Change of Pre‐ to First Postinterventional Scan According to Valve Type and CPB Use
| SWI Lesion Count | Preinterventional | Postinterventional | Change (n=25 With Preinterventional MRI) |
|---|---|---|---|
| Biological valve | 0.5 (0–1.25), n=18 | 5 (2–9), n=97 | +2 (1–4) |
| Mechanical valve | 0 (0–1), n=7 | 9 (4–20), n=58 | +9 (7–10) |
| Any valve (N=25) | 0 (0–1), n=25 | 7 (3–12), n=155 | +4 (1–7) |
| CPB yes | 0 (0–1.25), n=18 | 7 (3–13.5), n=137 | +5.5 (2.75–8.25) |
| CPB no | 1 (0–1), n=7 | 1.5 (1–4), n=18 | +1 (0–2) |
CPB indicates cardiopulmonary bypass; MRI, magnetic resonance imaging; SWI, susceptibility‐weighted imaging.

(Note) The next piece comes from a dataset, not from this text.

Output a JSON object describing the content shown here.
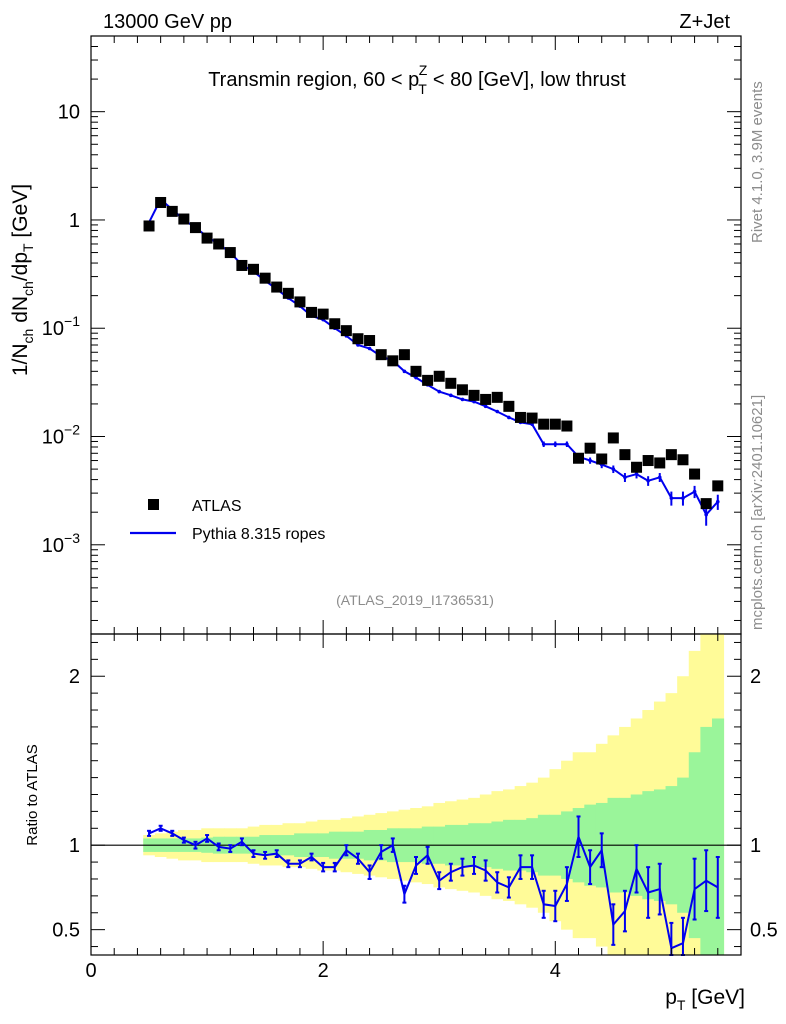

Figure 2Double logarithmic plot of SWI lesion count of first postinterventional MRI scan in relation to valve implantation time in months. There was a median increase in SWI lesions of 4 (IQR 1–7) from the preinterventional to the first postinterventional MRI scan (bHV 2, IQR 1–4; mHV 9, IQR 7–10). bHV indicates biological heart valves; IQR, interquartile range; mHV, mechanical heart valves; MRI, magnetic resonance imaging; SWI, susceptibility‐weighted imaging.